First, the market is big, but not big enough. Second, Apple has significant say and control in the ecosystem, and third, anything that you do for the ecosystem is an act of reverse engineering proprietary and undocumented technologies. We at Tuist know that well.

The consequence is that we don't see much innovation. Either you wait for Apple to come up with something innovative, or you hope for another company to have a culture of innovation. Sadly, neither of the two is happening.

Outside of Apple's factory, companies have gone for the safe bet. The problem and solution that have for many years been validated: CI. Same model repeated over and over: a pipeline, most likely YAML, a UI to see the logs and exported artifacts, and all the glue with the Git forge. Different package, same product. Apple adds the twist (on purpose?) of making their hardware infrastructure-unfriendly, so CI companies usually go from adding a little margin to infrastructure managed by other companies and eventually attempt to own the vertical themselves to have better cost control. BuddyBuild tried to bring some fresh air to the space by challenging YAML pipelines, but Apple went their own way with the product.

CI companies have some foundational blocks to enable innovation—Mac infrastructure and capital—but they struggle at innovating. Product-wise, everything becomes pipeline-centric. Want to automate your release? It's a pipeline. Want to optimize your builds? It's in your pipeline too. And analytics? In the pipeline with the steps that we provide. I'm sure this all sounds familiar.

But sometimes miracles happen. A bigger fish makes an impactful decision, and suddenly the models can be challenged. This is the case with Git forges like GitHub opening up the vertical and making layers replaceable. They solved the topmost layer of CI and gave accounts the option to bring in third-party runners by themselves or from third-party companies. Companies like CirrusLabs or Namespace can commoditize a piece of the infrastructure that was previously reserved for CI companies. MacStadium had a huge opportunity there and failed to take advantage of it.

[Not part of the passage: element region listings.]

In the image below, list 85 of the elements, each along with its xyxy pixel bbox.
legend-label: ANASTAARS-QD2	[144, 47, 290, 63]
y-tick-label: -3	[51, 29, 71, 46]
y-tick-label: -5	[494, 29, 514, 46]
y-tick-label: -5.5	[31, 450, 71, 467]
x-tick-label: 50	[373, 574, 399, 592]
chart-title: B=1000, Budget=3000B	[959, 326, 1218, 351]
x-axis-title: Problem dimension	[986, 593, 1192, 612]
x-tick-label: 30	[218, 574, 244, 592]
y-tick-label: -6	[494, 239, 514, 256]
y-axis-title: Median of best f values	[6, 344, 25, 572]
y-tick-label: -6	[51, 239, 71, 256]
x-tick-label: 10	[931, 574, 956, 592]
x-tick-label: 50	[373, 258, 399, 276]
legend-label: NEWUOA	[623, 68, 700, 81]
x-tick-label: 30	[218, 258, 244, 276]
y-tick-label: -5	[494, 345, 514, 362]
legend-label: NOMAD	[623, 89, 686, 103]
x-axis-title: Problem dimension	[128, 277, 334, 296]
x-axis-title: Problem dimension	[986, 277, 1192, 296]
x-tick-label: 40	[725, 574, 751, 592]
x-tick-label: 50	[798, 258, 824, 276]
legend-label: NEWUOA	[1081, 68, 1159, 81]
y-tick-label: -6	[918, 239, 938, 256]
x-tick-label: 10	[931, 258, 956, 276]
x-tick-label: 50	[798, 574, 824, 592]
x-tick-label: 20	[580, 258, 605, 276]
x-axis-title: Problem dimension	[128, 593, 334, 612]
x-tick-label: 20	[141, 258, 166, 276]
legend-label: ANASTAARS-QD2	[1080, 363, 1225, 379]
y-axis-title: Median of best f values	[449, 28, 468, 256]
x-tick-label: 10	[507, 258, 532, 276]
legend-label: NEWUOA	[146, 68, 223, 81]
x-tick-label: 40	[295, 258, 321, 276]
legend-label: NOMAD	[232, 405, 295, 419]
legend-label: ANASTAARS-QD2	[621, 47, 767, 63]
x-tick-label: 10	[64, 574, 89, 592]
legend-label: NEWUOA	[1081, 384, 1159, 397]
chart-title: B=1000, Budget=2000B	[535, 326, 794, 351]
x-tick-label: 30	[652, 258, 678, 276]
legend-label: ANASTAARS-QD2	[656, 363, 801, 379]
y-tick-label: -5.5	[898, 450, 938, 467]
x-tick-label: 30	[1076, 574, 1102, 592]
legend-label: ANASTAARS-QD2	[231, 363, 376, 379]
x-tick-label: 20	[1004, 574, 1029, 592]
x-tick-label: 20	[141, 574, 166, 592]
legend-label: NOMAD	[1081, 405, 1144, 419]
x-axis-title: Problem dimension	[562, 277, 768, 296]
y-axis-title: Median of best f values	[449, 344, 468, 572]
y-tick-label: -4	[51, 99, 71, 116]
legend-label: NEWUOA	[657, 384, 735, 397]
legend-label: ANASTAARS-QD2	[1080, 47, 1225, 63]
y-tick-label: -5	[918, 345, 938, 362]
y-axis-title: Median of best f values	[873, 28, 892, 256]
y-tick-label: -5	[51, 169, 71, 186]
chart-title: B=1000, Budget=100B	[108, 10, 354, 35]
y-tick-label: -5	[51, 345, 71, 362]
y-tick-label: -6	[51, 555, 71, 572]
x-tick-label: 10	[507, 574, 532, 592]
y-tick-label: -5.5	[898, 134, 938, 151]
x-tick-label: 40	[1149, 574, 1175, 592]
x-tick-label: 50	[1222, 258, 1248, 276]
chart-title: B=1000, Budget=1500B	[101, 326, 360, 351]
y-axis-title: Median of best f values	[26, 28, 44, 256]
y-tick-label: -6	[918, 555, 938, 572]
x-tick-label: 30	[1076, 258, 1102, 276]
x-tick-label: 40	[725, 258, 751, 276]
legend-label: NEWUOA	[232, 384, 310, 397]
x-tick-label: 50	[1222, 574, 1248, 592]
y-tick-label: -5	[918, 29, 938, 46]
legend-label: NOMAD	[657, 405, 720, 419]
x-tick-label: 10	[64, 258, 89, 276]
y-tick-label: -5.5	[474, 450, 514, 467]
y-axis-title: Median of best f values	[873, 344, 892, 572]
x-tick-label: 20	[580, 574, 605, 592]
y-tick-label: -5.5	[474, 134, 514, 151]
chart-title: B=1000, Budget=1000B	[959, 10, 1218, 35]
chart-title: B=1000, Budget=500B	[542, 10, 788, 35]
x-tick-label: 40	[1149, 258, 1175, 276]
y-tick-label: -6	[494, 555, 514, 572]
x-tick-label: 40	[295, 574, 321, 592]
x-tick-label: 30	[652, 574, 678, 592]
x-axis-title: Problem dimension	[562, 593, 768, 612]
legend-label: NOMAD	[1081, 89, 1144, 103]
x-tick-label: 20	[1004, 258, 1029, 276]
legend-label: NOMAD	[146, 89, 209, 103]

Sticking to GitHub CI or the equivalent in other forges has something interesting that helps move the ecosystem to a better place. It's so easy to switch providers that companies in the space are more incentivized to provide better and cheaper Mac environments if they want to capture the market. It's also cheaper for you as a user because you go one level lower, and the experience is so much better because it's tightly integrated into the platform where code collaboration happens.

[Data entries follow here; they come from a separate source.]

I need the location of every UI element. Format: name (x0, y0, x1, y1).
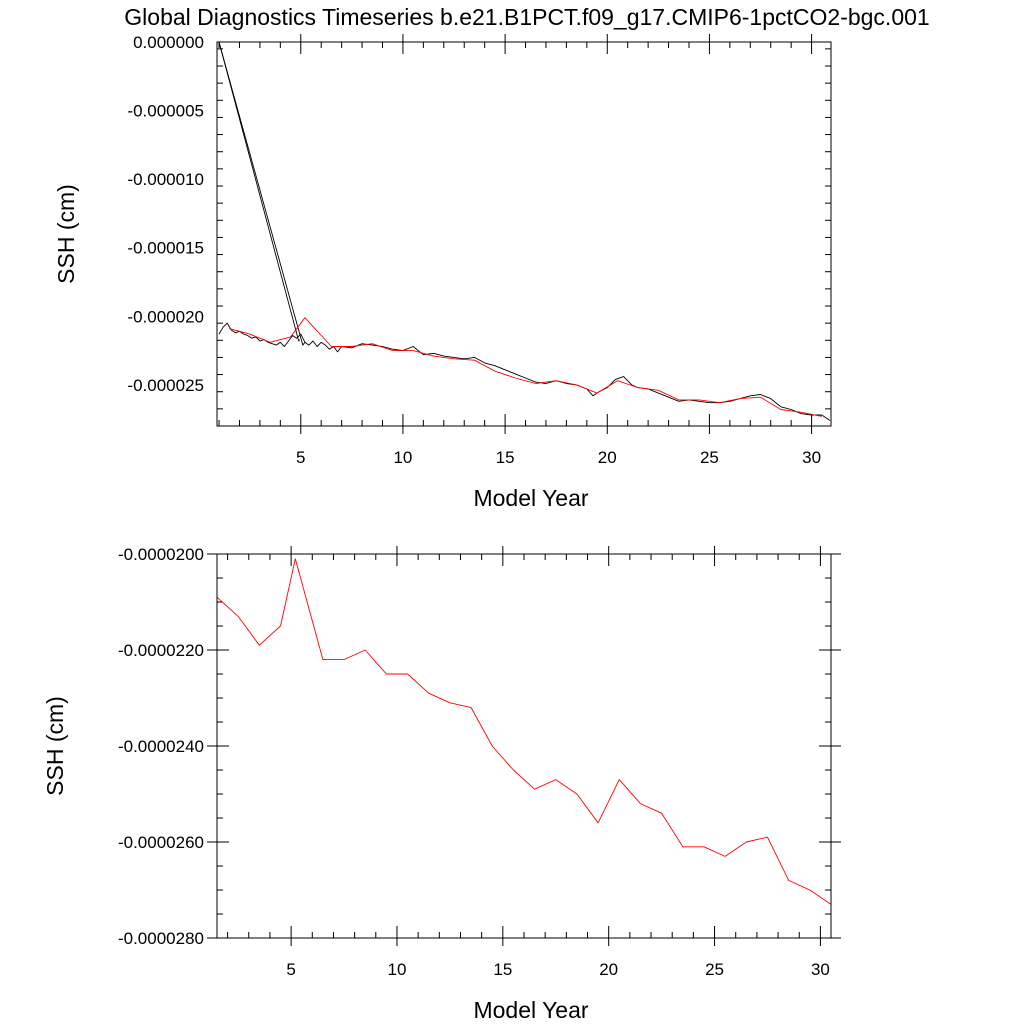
series-line-black (218, 41, 306, 346)
bottom-panel-y-axis-title: SSH (cm) (42, 696, 68, 796)
series-line-red (229, 317, 822, 417)
y-tick-label: 0.000000 (133, 33, 204, 52)
x-tick-label: 5 (286, 960, 295, 979)
chart-title: Global Diagnostics Timeseries b.e21.B1PC… (124, 4, 929, 30)
top-panel-y-axis-title: SSH (cm) (53, 184, 79, 284)
top-panel: 5 10 15 20 25 30 0.000000 -0.000005 -0.000010 -0.… (53, 33, 832, 511)
x-tick-label: 15 (493, 960, 512, 979)
x-tick-label: 30 (802, 448, 821, 467)
x-tick-label: 10 (393, 448, 412, 467)
y-tick-label: -0.0000220 (118, 641, 204, 660)
top-panel-frame (216, 41, 832, 427)
y-tick-label: -0.0000280 (118, 929, 204, 948)
top-panel-series (218, 41, 831, 421)
top-panel-ticks (217, 34, 831, 434)
x-tick-label: 10 (388, 960, 407, 979)
x-tick-label: 25 (700, 448, 719, 467)
series-line-black (218, 322, 831, 421)
bottom-panel: 5 10 15 20 25 30 -0.0000200 -0.0000220 -0.000024… (42, 545, 841, 1023)
x-tick-label: 20 (599, 960, 618, 979)
bottom-panel-ticks (207, 546, 841, 946)
bottom-panel-series (216, 558, 832, 905)
y-tick-label: -0.0000200 (118, 545, 204, 564)
x-tick-label: 15 (496, 448, 515, 467)
y-tick-label: -0.000005 (127, 102, 204, 121)
top-panel-tick-labels: 5 10 15 20 25 30 0.000000 -0.000005 -0.000010 -0.… (127, 33, 821, 467)
y-tick-label: -0.000020 (127, 307, 204, 326)
y-tick-label: -0.000010 (127, 170, 204, 189)
y-tick-label: -0.0000260 (118, 833, 204, 852)
top-panel-x-axis-title: Model Year (473, 485, 588, 511)
x-tick-label: 5 (296, 448, 305, 467)
x-tick-label: 25 (705, 960, 724, 979)
bottom-panel-tick-labels: 5 10 15 20 25 30 -0.0000200 -0.0000220 -0.000024… (118, 545, 830, 979)
y-tick-label: -0.000025 (127, 376, 204, 395)
x-tick-label: 20 (598, 448, 617, 467)
series-line-black (218, 41, 301, 342)
y-tick-label: -0.000015 (127, 239, 204, 258)
bottom-panel-x-axis-title: Model Year (473, 997, 588, 1023)
bottom-panel-frame (216, 553, 832, 939)
y-tick-label: -0.0000240 (118, 737, 204, 756)
x-tick-label: 30 (811, 960, 830, 979)
series-line-red (216, 558, 832, 905)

And this move has cascading consequences that can further impact the ecosystem. If Mac environments get better, cheaper, and more commoditized, like with Namespace, which provides an API to get Mac environments, then it opens the game to new players like Tuist that have limited financial capital but huge creative capital. We are not a pipeline-centric product. We want to explore creative ways to solve challenges that developers face.

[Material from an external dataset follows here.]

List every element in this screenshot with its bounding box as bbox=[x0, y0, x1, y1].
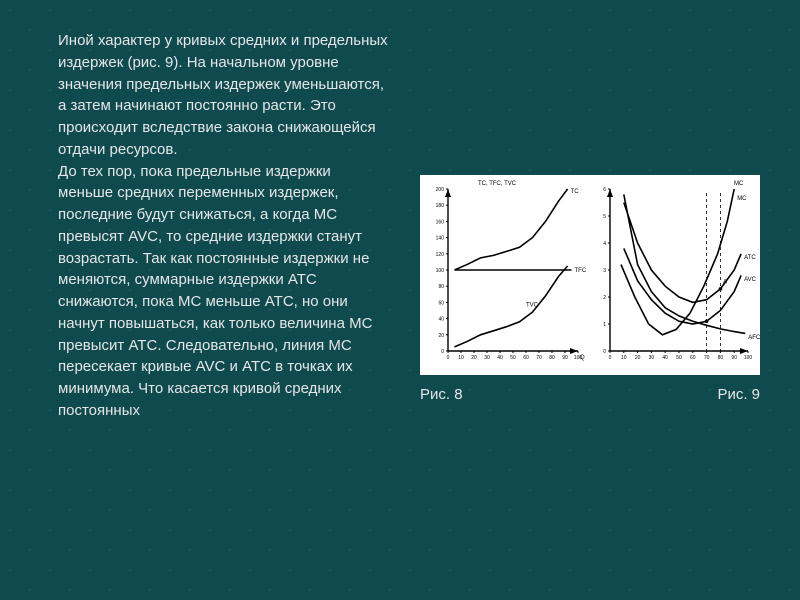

Now, CI companies won't want this to happen. They are already working on redefining themselves as Mobile DevOps platforms, hoping that companies' perception of the cost of migrating and value remains in their favor. But OMG, LLMs have challenged that too. You can ask a model to migrate a pipeline back to GitHub Actions, and voilà, it'll certainly do the work very reliably. This will take time for organizations to realize, but I'll help create awareness around this.

While the incentives to build for the Apple dev tooling market are not that high, and that makes it trickier to attract capital to support making an impact, changes like the ones we are witnessing since the appearance of GitHub Actions make it more accessible and allow players like Tuist to play the game with a different form of capital—one based on human capital and their ideas. So yes, I talk a lot about Namespace because I deeply care about our users and, more importantly, about having the foundation to enable more innovation in the space. I believe Namespace and their commoditized infrastructure can make a big difference, from being able to release by clicking a button on a website to building apps remotely from non-macOS environments.